DAYS OF BEING WILD: RECENSIONE

Postato anche su Film4Life... 

Con “Days of Being Wild”, Wong Kar-wai si allontana definitivamente dalla influenza e dalle suggestioni del cinema di Hong Kong, di cui aveva dato prova nel suo primo lungometraggio “As Tears Go By”, dove era riusciuto a mescolare magistralmente action e melò. Affiancato dal suo fedele direttore della fotografia, Christopher Doyle, con questo lavoro il regista comincia a costruire e a dare forma a quello stile che lo renderà inconfondibile negli anni successivi. 

In “Days of Being Wild” assistiamo alle vicende intrecciate di quattro personaggi nella Hong Kong degli anni ’60. Il perno dell’azione ruota intorno all’amore, già, nella visione poetica del regista, irrealizzabile, sfuggevole e, per certi versi, solo platonico; un amore che tanto più è smisurato, tanto più non trova un epilogo felice. Yuddi (Leslie Cheung) è un dongiovanni insensibile, cresciuto da una prostituta perché abbandonato dai genitori quando era piccolo. Riesce a far innamorare di lui due bellissime ragazze: Su Li-Zhen (Maggie Cheung), un’ingenua cassiera e Mimì (Carina Lau), ballerina dai facili costumi. A questi protagonisti si aggiunge un ex poliziotto (Andy Lau) alla ricerca di se stesso che incontrerà i vari personaggi in momenti diversi della loro vita. 

Il giovane ed inesperto Wong Kar-wai (il film è del 1991) non riesce ancora a realizzare una pellicola sublime. Tante le pecche di questo film, che saranno poi praticamente azzerate nelle opere (d’arte) successive. In questo momento, sono ancora troppo eccessivi i momenti di pathos melenso e i sentimenti d’amore esagerati, addirittura isterici, dei vari personaggi.
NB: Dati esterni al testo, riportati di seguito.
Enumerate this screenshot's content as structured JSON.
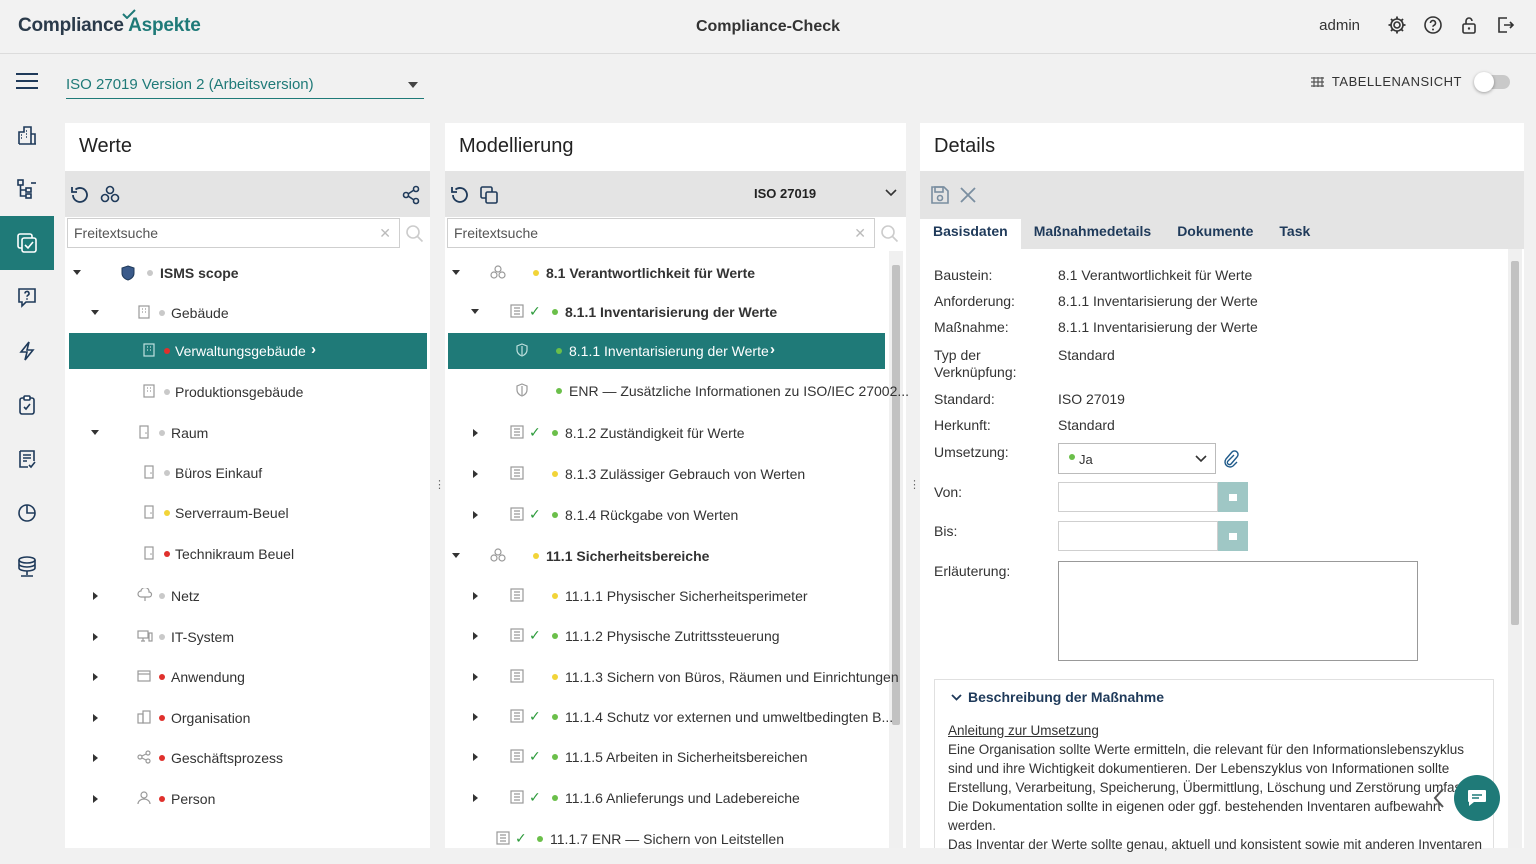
{
  "header": {
    "logo_part1": "Compliance",
    "logo_part2": "Aspekte",
    "title": "Compliance-Check",
    "user": "admin",
    "icons": [
      "gear-icon",
      "help-icon",
      "lock-icon",
      "logout-icon"
    ]
  },
  "nav": {
    "items": [
      "menu-icon",
      "buildings-icon",
      "tree-icon",
      "compliance-icon",
      "question-icon",
      "lightning-icon",
      "clipboard-check-icon",
      "report-icon",
      "pie-chart-icon",
      "database-icon"
    ],
    "active_color": "#1f7a78"
  },
  "toolbar": {
    "standard_select": "ISO 27019 Version 2 (Arbeitsversion)",
    "table_view_label": "TABELLENANSICHT"
  },
  "werte": {
    "title": "Werte",
    "search_placeholder": "Freitextsuche",
    "items": [
      {
        "label": "ISMS scope",
        "dot": "grey",
        "bold": true
      },
      {
        "label": "Gebäude",
        "dot": "grey"
      },
      {
        "label": "Verwaltungsgebäude",
        "dot": "red",
        "selected": true
      },
      {
        "label": "Produktionsgebäude",
        "dot": "grey"
      },
      {
        "label": "Raum",
        "dot": "grey"
      },
      {
        "label": "Büros Einkauf",
        "dot": "grey"
      },
      {
        "label": "Serverraum-Beuel",
        "dot": "yellow"
      },
      {
        "label": "Technikraum Beuel",
        "dot": "red"
      },
      {
        "label": "Netz",
        "dot": "grey"
      },
      {
        "label": "IT-System",
        "dot": "grey"
      },
      {
        "label": "Anwendung",
        "dot": "red"
      },
      {
        "label": "Organisation",
        "dot": "red"
      },
      {
        "label": "Geschäftsprozess",
        "dot": "red"
      },
      {
        "label": "Person",
        "dot": "red"
      }
    ]
  },
  "modellierung": {
    "title": "Modellierung",
    "standard": "ISO 27019",
    "search_placeholder": "Freitextsuche",
    "items": [
      {
        "label": "8.1 Verantwortlichkeit für Werte",
        "dot": "yellow",
        "bold": true
      },
      {
        "label": "8.1.1 Inventarisierung der Werte",
        "dot": "green",
        "bold": true,
        "checked": true
      },
      {
        "label": "8.1.1 Inventarisierung der Werte",
        "dot": "green",
        "selected": true
      },
      {
        "label": "ENR — Zusätzliche Informationen zu ISO/IEC 27002...",
        "dot": "green"
      },
      {
        "label": "8.1.2 Zuständigkeit für Werte",
        "dot": "green",
        "checked": true
      },
      {
        "label": "8.1.3 Zulässiger Gebrauch von Werten",
        "dot": "yellow"
      },
      {
        "label": "8.1.4 Rückgabe von Werten",
        "dot": "green",
        "checked": true
      },
      {
        "label": "11.1 Sicherheitsbereiche",
        "dot": "yellow",
        "bold": true
      },
      {
        "label": "11.1.1 Physischer Sicherheitsperimeter",
        "dot": "yellow"
      },
      {
        "label": "11.1.2 Physische Zutrittssteuerung",
        "dot": "green",
        "checked": true
      },
      {
        "label": "11.1.3 Sichern von Büros, Räumen und Einrichtungen",
        "dot": "yellow"
      },
      {
        "label": "11.1.4 Schutz vor externen und umweltbedingten B...",
        "dot": "green",
        "checked": true
      },
      {
        "label": "11.1.5 Arbeiten in Sicherheitsbereichen",
        "dot": "green",
        "checked": true
      },
      {
        "label": "11.1.6 Anlieferungs und Ladebereiche",
        "dot": "green",
        "checked": true
      },
      {
        "label": "11.1.7 ENR — Sichern von Leitstellen",
        "dot": "green",
        "checked": true
      }
    ]
  },
  "details": {
    "title": "Details",
    "tabs": [
      "Basisdaten",
      "Maßnahmedetails",
      "Dokumente",
      "Task"
    ],
    "fields": {
      "baustein_label": "Baustein:",
      "baustein": "8.1 Verantwortlichkeit für Werte",
      "anforderung_label": "Anforderung:",
      "anforderung": "8.1.1 Inventarisierung der Werte",
      "massnahme_label": "Maßnahme:",
      "massnahme": "8.1.1 Inventarisierung der Werte",
      "typ_label_1": "Typ der",
      "typ_label_2": "Verknüpfung:",
      "typ": "Standard",
      "standard_label": "Standard:",
      "standard": "ISO 27019",
      "herkunft_label": "Herkunft:",
      "herkunft": "Standard",
      "umsetzung_label": "Umsetzung:",
      "umsetzung": "Ja",
      "von_label": "Von:",
      "bis_label": "Bis:",
      "erlaeuterung_label": "Erläuterung:"
    },
    "description": {
      "title": "Beschreibung der Maßnahme",
      "link": "Anleitung zur Umsetzung",
      "lines": [
        "Eine Organisation sollte Werte ermitteln, die relevant für den Informationslebenszyklus",
        "sind und ihre Wichtigkeit dokumentieren. Der Lebenszyklus von Informationen sollte",
        "Erstellung, Verarbeitung, Speicherung, Übermittlung, Löschung und Zerstörung umfass",
        "Die Dokumentation sollte in eigenen oder ggf. bestehenden Inventaren aufbewahrt",
        "werden.",
        "Das Inventar der Werte sollte genau, aktuell und konsistent sowie mit anderen Inventaren"
      ]
    }
  }
}
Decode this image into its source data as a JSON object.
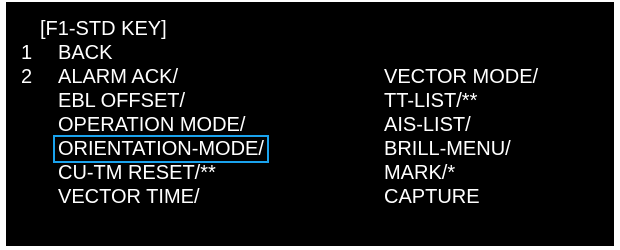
{
  "menu": {
    "title": "[F1-STD KEY]",
    "items": [
      {
        "number": "1",
        "label": "BACK"
      },
      {
        "number": "2",
        "label": "ALARM ACK/"
      }
    ],
    "column1_options": [
      "EBL OFFSET/",
      "OPERATION MODE/",
      "ORIENTATION-MODE/",
      "CU-TM RESET/**",
      "VECTOR TIME/"
    ],
    "column2_options": [
      "VECTOR MODE/",
      "TT-LIST/**",
      "AIS-LIST/",
      "BRILL-MENU/",
      "MARK/*",
      "CAPTURE"
    ],
    "selected_option": "ORIENTATION-MODE/",
    "highlight_color": "#1aa3ee"
  }
}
Certo si cominciano a notare con più chiarezza i tòpoi della filmografia che verrà: quel senso di disperazione quotidiana, di inadeguatezza, di perenne insoddisfazione e di continua sospensione, si realizza attraverso le immagini dei dettagli, nelle inquadrature che sviscerano l’anima accompagnate da una musica dolce, ma indagatrice, in una visione onirica del mondo e dei sentimenti dell’umanità. 

“Days of Being Wild” avrebbe dovuto avere un seguito, come quasi tutti i progetti nati dalla mente di Wong Kar-wai. Gli scarsi incassi al botteghino non hanno permesso al regista di affrontare un sequel, come sembrerebbero presumere le ultime inquadrature del film. Certo è che questa pellicola è la prova generale, con i suoi personaggi e le sue ambientazioni, per “In the Mood for Love”, che vedrà la luce solo dieci anni più tardi.